Have they made co-op not retarded?
I talked my friends into playing it with World, and then found out you can't play normal co-op in the story missions, which you have to do to actually unlock 90% of the game. They expect you to play through a lengthy campaign before you can consistently play with each other. Saying "Okay, you have a 15 hour homework assignment before we can actually play together, and we'll never have the new game experience with each other" is not acceptable.
If you join your friends into a 'link party' in Wilds you can join each other's story quests without issues. The story in Wilds is really short anyway and then you're off to hunt and just do whatever. The main issue is if you're in an open-ended party session you're stuck on the current map, no switching to other maps. Essentially every map now works like the Guiding lands from World.
For whatever reason, painfully few games know how to do co-op right. I played remnant 2 with a buddy last year, and it was perfect. Duplicate loot so both of us got every drop. Fully shared campaign progression from start to finish. Easy drop in and drop out. The game has issues but we’re happily overlooked them because the co-op was done right.
Why do so many devs struggle with this shit? We have a sizable list of games that we considered playing only to skip them entirely when we found out that they had wonky co-op. It’s honestly a dealbreaker for me.
Worlds is an egregious one, for sure. You can’t pull in a new player for co-op. Either you join up with preexisting players or fans of the franchise because the onboarding is horrendous.
This is not the case because the other week my buddy helped carry me through the first Zorah Magdaros mission. I would have been very lost on that mountain and very salty had he not been there.

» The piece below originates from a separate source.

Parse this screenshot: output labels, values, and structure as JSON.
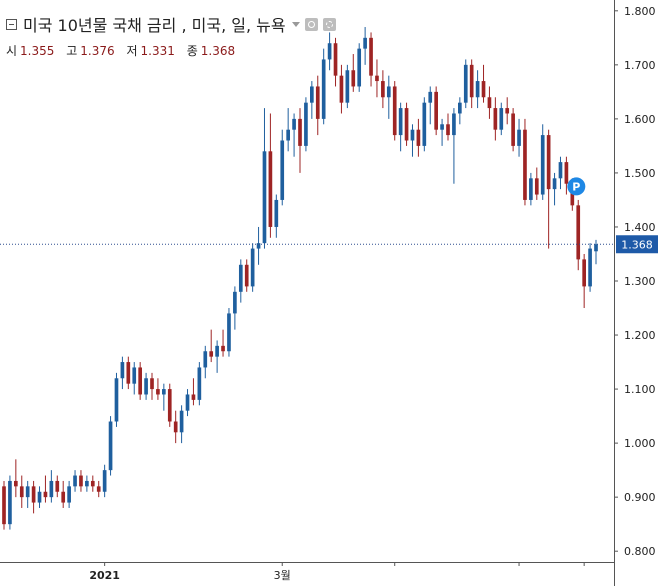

It's been a few years since I had played it, but this is the problem in more detail:
Any mission that has a cutscene- so most or all story missions- cannot be joined unless the host and joining players have all seen any cutscenes. Every person has to see the cutscene at the beginning of the hunt, so all new players have to load the hunt, find the monster, watch the cutscene after you found it, then all but one leaves their hunt and joins him. So you presumably launched an SOS flare for your friend after any cutscenes, or on your second attempt after watching them, and your friend had already played the mission, so he had already seen it. If you had both been new, you would have both had to play the mission alone until after any cutscenes, then one would invite the other. I had thought that the joiners would additionally not get credit for completion, but it seems like that's not true, but it's still a lot of additional friction with no real justification.
It's pretty much the same in Wilds. Once you're done walking to your objective and watching your cutscenes, the battle will start and that will create a mission that is joinable by other people. So if everybody is playing the story at the same time, 3 people will have to skip out of their mission and then join the fourth.
Ah, he was further ahead so that might be what was going on.
Monster Hunter World also wasn't nearly the unoptimized mess that Wilds is. It had its share of performance issues on launch, but not quite like this and it didn't seem be to nearly as widespread.
World was unoptimized, but that was mostly fixable coding issues that they eventually accomplished.
Wilds has 2 DRMs operating at once, one of which is Capcom's own personal one which is incredibly bad, an in-house engine that is made for single-player linear levels trying to run an open world game, and multiple "special graphics " settings built into it making it a game of trial and error to figure out which one is destroying your system.
They screwed themselves hard on trying to fix it, and even that "million players on launch" metric is already fucked by how many were forced to refund due to it being unplayable.
I miss the MT Framework engine. That one managed to create so many great games.